Luke Goodrich, vice president and senior counsel at Becket, the religious liberty law firm representing the archdiocese, said after the trial court’s dismissal that “the government can’t punish the Catholic Church for asking Catholic educators to support Catholic teaching.”
“This has always been a very simple case,” he added, “because the Supreme Court has repeatedly affirmed the freedom of religious schools to choose teachers who support their religious faith.”
School officials announced in 2019 that it had rescinded the teacher’s contract based on the contract’s morality clause but according to the lawsuit, when the school renewed Payne-Elliott’s annual teaching contract, it did not include the morality clause that a same-sex marriage would violate.
The Indianapolis Star daily newspaper said Lance Hamner, a new trial court judge assigned to the court case, dismissed it, citing two trial court rules but without any other explanation.
“The decision itself offers no reason, no rationale, no basis.

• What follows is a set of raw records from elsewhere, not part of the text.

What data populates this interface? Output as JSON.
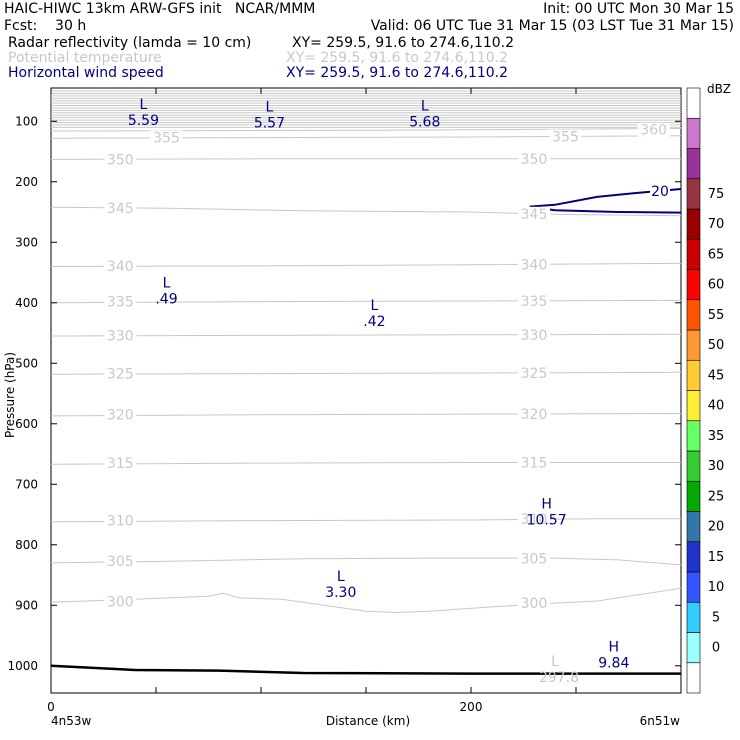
{
  "header": {
    "line1_left": "HAIC-HIWC 13km ARW-GFS init   NCAR/MMM",
    "line1_right": "Init: 00 UTC Mon 30 Mar 15",
    "line2_left": "Fcst:    30 h",
    "line2_right": "Valid: 06 UTC Tue 31 Mar 15 (03 LST Tue 31 Mar 15)",
    "fields": [
      {
        "name": "Radar reflectivity (lamda = 10 cm)",
        "xy": "XY= 259.5, 91.6 to 274.6,110.2",
        "color": "#000000"
      },
      {
        "name": "Potential temperature",
        "xy": "XY= 259.5, 91.6 to 274.6,110.2",
        "color": "#c8c8c8"
      },
      {
        "name": "Horizontal wind speed",
        "xy": "XY= 259.5, 91.6 to 274.6,110.2",
        "color": "#000080"
      }
    ]
  },
  "chart_data": {
    "type": "cross-section",
    "xlabel": "Distance (km)",
    "ylabel": "Pressure (hPa)",
    "x_range": [
      0,
      300
    ],
    "y_range": [
      1045,
      45
    ],
    "x_ticks": [
      0,
      200
    ],
    "y_ticks": [
      100,
      200,
      300,
      400,
      500,
      600,
      700,
      800,
      900,
      1000
    ],
    "x_end_labels": [
      "4n53w",
      "6n51w"
    ],
    "theta_contours": [
      {
        "value": 300,
        "color": "#c8c8c8",
        "points": [
          [
            0,
            895
          ],
          [
            40,
            890
          ],
          [
            75,
            885
          ],
          [
            82,
            880
          ],
          [
            90,
            888
          ],
          [
            110,
            890
          ],
          [
            130,
            900
          ],
          [
            150,
            910
          ],
          [
            165,
            912
          ],
          [
            180,
            910
          ],
          [
            200,
            905
          ],
          [
            230,
            898
          ],
          [
            260,
            893
          ],
          [
            300,
            872
          ]
        ],
        "labels": [
          {
            "x": 33,
            "p": 894,
            "text": "300"
          },
          {
            "x": 230,
            "p": 896,
            "text": "300"
          }
        ]
      },
      {
        "value": 305,
        "color": "#c8c8c8",
        "points": [
          [
            0,
            830
          ],
          [
            60,
            827
          ],
          [
            120,
            823
          ],
          [
            180,
            822
          ],
          [
            240,
            822
          ],
          [
            270,
            825
          ],
          [
            300,
            833
          ]
        ],
        "labels": [
          {
            "x": 33,
            "p": 827,
            "text": "305"
          },
          {
            "x": 230,
            "p": 823,
            "text": "305"
          }
        ]
      },
      {
        "value": 310,
        "color": "#c8c8c8",
        "points": [
          [
            0,
            762
          ],
          [
            100,
            760
          ],
          [
            200,
            759
          ],
          [
            260,
            757
          ],
          [
            300,
            757
          ]
        ],
        "labels": [
          {
            "x": 33,
            "p": 760,
            "text": "310"
          },
          {
            "x": 230,
            "p": 757,
            "text": "310"
          }
        ]
      },
      {
        "value": 315,
        "color": "#c8c8c8",
        "points": [
          [
            0,
            667
          ],
          [
            100,
            665
          ],
          [
            200,
            664
          ],
          [
            300,
            664
          ]
        ],
        "labels": [
          {
            "x": 33,
            "p": 665,
            "text": "315"
          },
          {
            "x": 230,
            "p": 664,
            "text": "315"
          }
        ]
      },
      {
        "value": 320,
        "color": "#c8c8c8",
        "points": [
          [
            0,
            587
          ],
          [
            100,
            585
          ],
          [
            200,
            584
          ],
          [
            300,
            583
          ]
        ],
        "labels": [
          {
            "x": 33,
            "p": 585,
            "text": "320"
          },
          {
            "x": 230,
            "p": 584,
            "text": "320"
          }
        ]
      },
      {
        "value": 325,
        "color": "#c8c8c8",
        "points": [
          [
            0,
            518
          ],
          [
            100,
            517
          ],
          [
            200,
            516
          ],
          [
            300,
            515
          ]
        ],
        "labels": [
          {
            "x": 33,
            "p": 517,
            "text": "325"
          },
          {
            "x": 230,
            "p": 516,
            "text": "325"
          }
        ]
      },
      {
        "value": 330,
        "color": "#c8c8c8",
        "points": [
          [
            0,
            455
          ],
          [
            100,
            454
          ],
          [
            200,
            453
          ],
          [
            300,
            452
          ]
        ],
        "labels": [
          {
            "x": 33,
            "p": 454,
            "text": "330"
          },
          {
            "x": 230,
            "p": 453,
            "text": "330"
          }
        ]
      },
      {
        "value": 335,
        "color": "#c8c8c8",
        "points": [
          [
            0,
            400
          ],
          [
            100,
            398
          ],
          [
            200,
            397
          ],
          [
            300,
            396
          ]
        ],
        "labels": [
          {
            "x": 33,
            "p": 398,
            "text": "335"
          },
          {
            "x": 230,
            "p": 397,
            "text": "335"
          }
        ]
      },
      {
        "value": 340,
        "color": "#c8c8c8",
        "points": [
          [
            0,
            340
          ],
          [
            100,
            339
          ],
          [
            200,
            337
          ],
          [
            300,
            335
          ]
        ],
        "labels": [
          {
            "x": 33,
            "p": 339,
            "text": "340"
          },
          {
            "x": 230,
            "p": 337,
            "text": "340"
          }
        ]
      },
      {
        "value": 345,
        "color": "#c8c8c8",
        "points": [
          [
            0,
            242
          ],
          [
            60,
            244
          ],
          [
            120,
            248
          ],
          [
            200,
            250
          ],
          [
            240,
            254
          ],
          [
            300,
            256
          ]
        ],
        "labels": [
          {
            "x": 33,
            "p": 243,
            "text": "345"
          },
          {
            "x": 230,
            "p": 253,
            "text": "345"
          }
        ]
      },
      {
        "value": 350,
        "color": "#c8c8c8",
        "points": [
          [
            0,
            163
          ],
          [
            100,
            162
          ],
          [
            200,
            162
          ],
          [
            300,
            162
          ]
        ],
        "labels": [
          {
            "x": 33,
            "p": 163,
            "text": "350"
          },
          {
            "x": 230,
            "p": 162,
            "text": "350"
          }
        ]
      },
      {
        "value": 355,
        "color": "#c8c8c8",
        "points": [
          [
            0,
            128
          ],
          [
            100,
            127
          ],
          [
            200,
            126
          ],
          [
            300,
            124
          ]
        ],
        "labels": [
          {
            "x": 55,
            "p": 127,
            "text": "355"
          },
          {
            "x": 245,
            "p": 125,
            "text": "355"
          }
        ]
      },
      {
        "value": 360,
        "color": "#c8c8c8",
        "points": [
          [
            0,
            116
          ],
          [
            150,
            115
          ],
          [
            300,
            112
          ]
        ],
        "labels": [
          {
            "x": 287,
            "p": 114,
            "text": "360"
          }
        ]
      }
    ],
    "stratosphere_lines_p": [
      50,
      54,
      58,
      62,
      66,
      70,
      74,
      78,
      82,
      86,
      90,
      94,
      98,
      102,
      106,
      110
    ],
    "wind_contours": [
      {
        "value": 20,
        "color": "#000080",
        "points": [
          [
            228,
            241
          ],
          [
            240,
            238
          ],
          [
            260,
            225
          ],
          [
            280,
            218
          ],
          [
            300,
            212
          ]
        ],
        "labels": [
          {
            "x": 290,
            "p": 215,
            "text": "20"
          }
        ]
      },
      {
        "value": 20,
        "color": "#000080",
        "points": [
          [
            228,
            241
          ],
          [
            240,
            247
          ],
          [
            270,
            250
          ],
          [
            300,
            251
          ]
        ],
        "labels": []
      }
    ],
    "terrain": [
      [
        0,
        1000
      ],
      [
        40,
        1007
      ],
      [
        80,
        1008
      ],
      [
        120,
        1012
      ],
      [
        200,
        1013
      ],
      [
        300,
        1013
      ]
    ],
    "extrema_wind": [
      {
        "type": "L",
        "value": "5.59",
        "x": 44,
        "p": 80
      },
      {
        "type": "L",
        "value": "5.57",
        "x": 104,
        "p": 84
      },
      {
        "type": "L",
        "value": "5.68",
        "x": 178,
        "p": 82
      },
      {
        "type": "L",
        "value": ".49",
        "x": 55,
        "p": 375
      },
      {
        "type": "L",
        "value": ".42",
        "x": 154,
        "p": 412
      },
      {
        "type": "L",
        "value": "3.30",
        "x": 138,
        "p": 860
      },
      {
        "type": "H",
        "value": "10.57",
        "x": 236,
        "p": 740
      },
      {
        "type": "H",
        "value": "9.84",
        "x": 268,
        "p": 976
      }
    ],
    "extrema_theta": [
      {
        "type": "L",
        "value": "297.8",
        "x": 240,
        "p": 1000
      }
    ],
    "colorbar": {
      "title": "dBZ",
      "levels": [
        0,
        5,
        10,
        15,
        20,
        25,
        30,
        35,
        40,
        45,
        50,
        55,
        60,
        65,
        70,
        75
      ],
      "colors": [
        "#ffffff",
        "#99ffff",
        "#33ccff",
        "#3355ff",
        "#2233cc",
        "#3377aa",
        "#00aa00",
        "#33cc33",
        "#66ff66",
        "#ffee33",
        "#ffcc33",
        "#ff9933",
        "#ff5500",
        "#ff0000",
        "#cc0000",
        "#990000",
        "#993344",
        "#993399",
        "#cc77cc",
        "#ffffff"
      ]
    }
  }
}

We have no way to know how the judge got to the decision,” Kathleen DeLaney, the attorney representing Payne-Elliott, told the newspaper. She also said the teacher is considering appealing the decision.

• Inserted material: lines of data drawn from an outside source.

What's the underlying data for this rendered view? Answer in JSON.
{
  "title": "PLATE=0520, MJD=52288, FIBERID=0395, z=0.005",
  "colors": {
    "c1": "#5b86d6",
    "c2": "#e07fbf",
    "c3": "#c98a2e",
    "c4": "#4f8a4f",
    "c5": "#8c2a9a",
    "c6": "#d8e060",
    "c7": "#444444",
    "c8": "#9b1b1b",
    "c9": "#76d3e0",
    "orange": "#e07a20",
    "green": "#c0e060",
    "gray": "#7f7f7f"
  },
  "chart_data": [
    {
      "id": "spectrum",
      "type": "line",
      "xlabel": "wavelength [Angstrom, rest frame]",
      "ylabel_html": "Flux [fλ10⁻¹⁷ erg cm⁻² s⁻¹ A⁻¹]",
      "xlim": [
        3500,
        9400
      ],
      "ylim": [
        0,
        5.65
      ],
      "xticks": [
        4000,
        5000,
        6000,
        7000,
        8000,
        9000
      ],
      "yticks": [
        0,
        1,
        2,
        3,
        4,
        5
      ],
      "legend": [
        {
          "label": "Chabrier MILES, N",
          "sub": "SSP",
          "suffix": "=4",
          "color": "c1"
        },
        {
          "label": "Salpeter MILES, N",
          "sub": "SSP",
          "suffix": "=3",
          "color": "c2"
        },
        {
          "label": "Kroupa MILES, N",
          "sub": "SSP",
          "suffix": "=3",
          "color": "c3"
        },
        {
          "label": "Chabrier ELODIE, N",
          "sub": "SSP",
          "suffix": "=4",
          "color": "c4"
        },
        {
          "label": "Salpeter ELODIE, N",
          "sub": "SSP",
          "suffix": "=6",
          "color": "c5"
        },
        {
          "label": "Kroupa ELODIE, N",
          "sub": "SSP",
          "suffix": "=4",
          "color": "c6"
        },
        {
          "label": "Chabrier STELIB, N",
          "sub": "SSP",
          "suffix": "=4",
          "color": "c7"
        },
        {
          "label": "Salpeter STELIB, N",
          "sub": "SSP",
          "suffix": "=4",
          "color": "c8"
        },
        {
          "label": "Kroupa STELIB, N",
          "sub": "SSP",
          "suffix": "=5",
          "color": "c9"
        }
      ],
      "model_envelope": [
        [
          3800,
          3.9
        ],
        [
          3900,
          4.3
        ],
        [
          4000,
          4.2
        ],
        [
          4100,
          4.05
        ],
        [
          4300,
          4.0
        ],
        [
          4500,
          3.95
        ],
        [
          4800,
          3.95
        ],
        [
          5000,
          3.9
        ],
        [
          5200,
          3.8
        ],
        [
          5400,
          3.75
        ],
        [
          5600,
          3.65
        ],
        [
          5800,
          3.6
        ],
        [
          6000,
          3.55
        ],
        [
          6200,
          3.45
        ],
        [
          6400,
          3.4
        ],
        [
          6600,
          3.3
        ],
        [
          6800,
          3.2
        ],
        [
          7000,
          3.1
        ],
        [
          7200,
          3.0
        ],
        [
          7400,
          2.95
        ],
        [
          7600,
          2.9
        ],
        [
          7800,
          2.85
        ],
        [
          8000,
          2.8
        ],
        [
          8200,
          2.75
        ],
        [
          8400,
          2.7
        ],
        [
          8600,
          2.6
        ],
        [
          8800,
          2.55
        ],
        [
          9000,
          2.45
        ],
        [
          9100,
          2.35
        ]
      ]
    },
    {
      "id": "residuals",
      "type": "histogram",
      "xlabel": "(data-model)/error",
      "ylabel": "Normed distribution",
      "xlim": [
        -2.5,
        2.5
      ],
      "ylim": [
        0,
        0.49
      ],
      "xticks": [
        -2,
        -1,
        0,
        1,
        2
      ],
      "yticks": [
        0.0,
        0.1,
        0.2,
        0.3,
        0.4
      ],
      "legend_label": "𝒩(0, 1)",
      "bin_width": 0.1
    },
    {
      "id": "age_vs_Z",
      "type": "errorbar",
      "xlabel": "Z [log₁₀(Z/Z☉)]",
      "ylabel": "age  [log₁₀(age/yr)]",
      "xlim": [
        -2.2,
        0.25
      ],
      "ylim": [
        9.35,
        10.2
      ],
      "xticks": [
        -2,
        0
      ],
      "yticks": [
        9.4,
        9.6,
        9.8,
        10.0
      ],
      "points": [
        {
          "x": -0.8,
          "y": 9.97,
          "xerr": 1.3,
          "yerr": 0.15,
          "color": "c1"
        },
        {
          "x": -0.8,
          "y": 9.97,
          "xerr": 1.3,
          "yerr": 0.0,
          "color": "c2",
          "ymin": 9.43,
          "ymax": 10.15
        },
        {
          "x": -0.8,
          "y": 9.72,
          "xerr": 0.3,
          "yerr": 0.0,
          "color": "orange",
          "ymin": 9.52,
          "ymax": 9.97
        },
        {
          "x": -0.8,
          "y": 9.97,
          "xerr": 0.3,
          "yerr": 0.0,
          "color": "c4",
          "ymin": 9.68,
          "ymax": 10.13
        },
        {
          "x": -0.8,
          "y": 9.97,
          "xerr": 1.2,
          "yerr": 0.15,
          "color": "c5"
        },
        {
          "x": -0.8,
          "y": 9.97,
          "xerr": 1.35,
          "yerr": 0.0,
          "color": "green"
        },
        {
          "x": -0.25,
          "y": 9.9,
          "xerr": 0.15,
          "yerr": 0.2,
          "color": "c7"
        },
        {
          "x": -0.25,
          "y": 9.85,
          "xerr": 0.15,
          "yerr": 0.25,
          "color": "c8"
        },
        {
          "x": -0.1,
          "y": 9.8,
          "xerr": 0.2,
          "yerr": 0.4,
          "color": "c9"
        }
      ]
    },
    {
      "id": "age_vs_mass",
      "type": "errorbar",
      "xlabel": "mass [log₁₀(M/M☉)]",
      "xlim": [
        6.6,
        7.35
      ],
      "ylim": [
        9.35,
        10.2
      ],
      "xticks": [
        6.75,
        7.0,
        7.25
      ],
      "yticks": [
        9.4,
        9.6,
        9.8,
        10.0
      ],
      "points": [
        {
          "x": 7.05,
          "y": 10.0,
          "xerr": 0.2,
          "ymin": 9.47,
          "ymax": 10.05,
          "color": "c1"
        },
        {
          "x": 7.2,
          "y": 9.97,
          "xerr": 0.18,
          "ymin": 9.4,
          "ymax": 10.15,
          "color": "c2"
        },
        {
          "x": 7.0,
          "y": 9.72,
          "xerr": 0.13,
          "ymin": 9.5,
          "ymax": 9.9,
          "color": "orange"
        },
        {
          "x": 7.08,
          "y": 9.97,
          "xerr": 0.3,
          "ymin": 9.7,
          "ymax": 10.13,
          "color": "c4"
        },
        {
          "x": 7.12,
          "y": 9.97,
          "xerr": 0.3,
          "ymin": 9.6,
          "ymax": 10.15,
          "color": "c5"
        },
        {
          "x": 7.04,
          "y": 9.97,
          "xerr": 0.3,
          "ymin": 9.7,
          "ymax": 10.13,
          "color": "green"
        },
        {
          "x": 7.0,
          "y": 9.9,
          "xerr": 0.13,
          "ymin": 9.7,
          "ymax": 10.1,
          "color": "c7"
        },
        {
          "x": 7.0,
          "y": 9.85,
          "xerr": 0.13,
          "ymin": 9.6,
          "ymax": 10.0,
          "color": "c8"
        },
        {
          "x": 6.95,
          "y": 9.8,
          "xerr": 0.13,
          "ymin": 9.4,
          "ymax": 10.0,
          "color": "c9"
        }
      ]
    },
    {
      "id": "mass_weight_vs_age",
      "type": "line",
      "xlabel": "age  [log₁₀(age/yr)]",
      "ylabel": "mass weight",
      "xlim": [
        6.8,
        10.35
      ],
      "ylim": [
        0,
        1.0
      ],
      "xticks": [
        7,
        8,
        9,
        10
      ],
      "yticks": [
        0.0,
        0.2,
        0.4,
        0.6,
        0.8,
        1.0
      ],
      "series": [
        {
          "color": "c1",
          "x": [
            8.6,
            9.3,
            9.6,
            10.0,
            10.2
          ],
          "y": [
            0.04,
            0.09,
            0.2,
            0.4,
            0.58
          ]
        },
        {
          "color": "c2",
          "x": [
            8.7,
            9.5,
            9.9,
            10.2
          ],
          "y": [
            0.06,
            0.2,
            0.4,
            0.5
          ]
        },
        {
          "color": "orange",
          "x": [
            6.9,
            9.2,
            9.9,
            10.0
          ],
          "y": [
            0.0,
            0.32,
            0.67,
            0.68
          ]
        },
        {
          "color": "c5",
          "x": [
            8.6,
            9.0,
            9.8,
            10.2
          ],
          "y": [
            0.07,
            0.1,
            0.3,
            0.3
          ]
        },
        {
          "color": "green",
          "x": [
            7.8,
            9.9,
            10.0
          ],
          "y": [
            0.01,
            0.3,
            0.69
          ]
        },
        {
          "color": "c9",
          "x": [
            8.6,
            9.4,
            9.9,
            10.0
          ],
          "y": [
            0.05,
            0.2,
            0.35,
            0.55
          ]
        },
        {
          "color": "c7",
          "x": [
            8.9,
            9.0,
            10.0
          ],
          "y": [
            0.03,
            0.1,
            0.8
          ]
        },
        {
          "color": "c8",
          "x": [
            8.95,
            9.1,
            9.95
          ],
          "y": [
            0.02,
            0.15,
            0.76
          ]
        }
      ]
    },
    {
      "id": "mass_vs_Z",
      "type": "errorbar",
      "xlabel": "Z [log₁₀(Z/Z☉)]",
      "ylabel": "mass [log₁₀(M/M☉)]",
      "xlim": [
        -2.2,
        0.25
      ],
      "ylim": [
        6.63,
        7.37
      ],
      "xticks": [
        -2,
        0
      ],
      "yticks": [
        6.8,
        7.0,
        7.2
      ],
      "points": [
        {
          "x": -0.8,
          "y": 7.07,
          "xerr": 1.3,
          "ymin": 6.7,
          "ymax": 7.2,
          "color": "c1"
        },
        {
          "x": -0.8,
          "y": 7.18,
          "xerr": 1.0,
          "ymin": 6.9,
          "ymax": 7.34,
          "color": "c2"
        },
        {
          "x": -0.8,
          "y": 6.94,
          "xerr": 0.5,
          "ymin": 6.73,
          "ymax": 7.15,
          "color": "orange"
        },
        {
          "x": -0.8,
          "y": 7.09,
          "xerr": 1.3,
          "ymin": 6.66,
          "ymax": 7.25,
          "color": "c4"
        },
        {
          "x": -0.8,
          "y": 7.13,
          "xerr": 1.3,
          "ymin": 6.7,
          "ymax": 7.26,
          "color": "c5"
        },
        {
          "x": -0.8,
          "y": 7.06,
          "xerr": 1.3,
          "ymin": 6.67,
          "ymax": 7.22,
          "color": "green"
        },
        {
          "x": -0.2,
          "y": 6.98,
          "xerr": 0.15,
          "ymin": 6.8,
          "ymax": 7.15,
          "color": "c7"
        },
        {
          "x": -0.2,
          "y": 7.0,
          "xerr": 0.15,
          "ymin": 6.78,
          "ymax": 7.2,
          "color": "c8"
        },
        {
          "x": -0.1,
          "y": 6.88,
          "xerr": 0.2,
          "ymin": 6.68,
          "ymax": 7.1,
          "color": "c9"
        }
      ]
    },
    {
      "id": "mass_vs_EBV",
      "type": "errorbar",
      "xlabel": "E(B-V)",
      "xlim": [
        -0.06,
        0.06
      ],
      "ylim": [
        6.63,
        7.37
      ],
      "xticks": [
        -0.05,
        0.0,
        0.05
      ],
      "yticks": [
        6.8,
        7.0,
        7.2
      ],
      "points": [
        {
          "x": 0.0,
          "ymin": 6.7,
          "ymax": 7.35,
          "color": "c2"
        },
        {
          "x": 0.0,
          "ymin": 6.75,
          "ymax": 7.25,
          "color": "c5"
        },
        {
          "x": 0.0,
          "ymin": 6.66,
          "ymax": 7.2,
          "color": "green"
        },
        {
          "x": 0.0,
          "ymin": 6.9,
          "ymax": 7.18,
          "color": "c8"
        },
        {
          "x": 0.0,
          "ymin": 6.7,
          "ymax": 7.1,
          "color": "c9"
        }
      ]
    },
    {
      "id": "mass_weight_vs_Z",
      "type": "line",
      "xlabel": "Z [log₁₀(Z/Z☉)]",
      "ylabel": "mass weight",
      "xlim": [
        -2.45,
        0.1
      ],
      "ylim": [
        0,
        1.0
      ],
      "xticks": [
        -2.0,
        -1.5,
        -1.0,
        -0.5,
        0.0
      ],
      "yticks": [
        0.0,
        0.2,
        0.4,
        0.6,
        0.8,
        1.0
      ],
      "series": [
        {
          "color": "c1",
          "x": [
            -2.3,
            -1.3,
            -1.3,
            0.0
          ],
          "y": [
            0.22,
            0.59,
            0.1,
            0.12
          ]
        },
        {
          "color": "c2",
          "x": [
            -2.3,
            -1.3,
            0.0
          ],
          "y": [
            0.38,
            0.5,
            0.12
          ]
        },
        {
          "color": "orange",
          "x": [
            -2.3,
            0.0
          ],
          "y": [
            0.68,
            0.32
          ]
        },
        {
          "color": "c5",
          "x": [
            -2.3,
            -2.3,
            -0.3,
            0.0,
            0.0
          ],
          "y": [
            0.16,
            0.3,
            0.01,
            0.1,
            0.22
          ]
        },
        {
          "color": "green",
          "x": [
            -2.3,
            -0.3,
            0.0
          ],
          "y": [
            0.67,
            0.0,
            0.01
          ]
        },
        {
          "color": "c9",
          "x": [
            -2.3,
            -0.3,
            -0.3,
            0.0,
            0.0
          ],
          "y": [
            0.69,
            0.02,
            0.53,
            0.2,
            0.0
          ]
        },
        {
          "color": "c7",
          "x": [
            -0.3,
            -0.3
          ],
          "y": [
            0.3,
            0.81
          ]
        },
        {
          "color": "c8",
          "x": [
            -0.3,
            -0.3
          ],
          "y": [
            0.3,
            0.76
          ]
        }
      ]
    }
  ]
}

In 2019, the U.S. Department of Justice filed a “statement of interest” in the lawsuit brought against the Archdiocese of Indianapolis by Payne-Elliott. It urged the Indiana court to stay out “of deciding what it means to be Catholic.”
“The First Amendment demands that this lawsuit be dismissed,” it added.
Two years ago, officials at Cathedral High School, which is affiliated with but not sponsored by the Holy Cross Brothers, explained in a letter to the school community that they had made the “agonizing decision” to follow the direct guidance they had been given by Indianapolis Archbishop Charles C. Thompson and “separate from the teacher” after 22 months of “earnest discussion and extensive dialogue with the Archdiocese of Indianapolis about Cathedral’s continued Catholic identity.”
School officials said they made this decision “in order to remain a Catholic Holy Cross School.”
The letter, signed by the high school’s president and chairman of the board of directors, said if they had not made this decision, Archbishop Thompson had “made it clear that Cathedral’s continued employment of a teacher in a public, same-sex marriage would result in our forfeiting our Catholic identity due to our employment of an individual living in contradiction to Catholic teaching on marriage.”
Days before Cathedral High School fired Payne-Elliott, Archbishop Thompson took away the Catholic status of Brebeuf Jesuit Preparatory School in Indianapolis when the school refused to dismiss a gay employee in a same-sex marriage, Layton Payne-Elliott, the spouse of Joshua Payne-Elliott.
In a news conference after the two decisions were announced, Archbishop Thompson said the issue involving the two schools came down to the Catholic Church’s teaching on marriage.
While stressing that “one’s (sexual) orientation is not a sin,” the archbishop said the issue involving the two schools “is about public witness of Church teaching on the dignity of marriage as (between) one man and one woman. That is our Church teaching.”
“In this particular case we’re dealing with, those are ministers in our Church. Teachers, guidance counselors, other leaders, leaders of the schools and other leaders in the archdiocese are bound to live out these principles,” he said.
In 2019, the Midwest province of the Society of Jesus, which administers Brebeuf, appealed the decree taking away the school’s Catholic status to the Vatican Congregation for Catholic Education. In late September of that year, the congregation announced it was temporarily lifting the decree until it makes a final decision. A final decision has not yet been announced.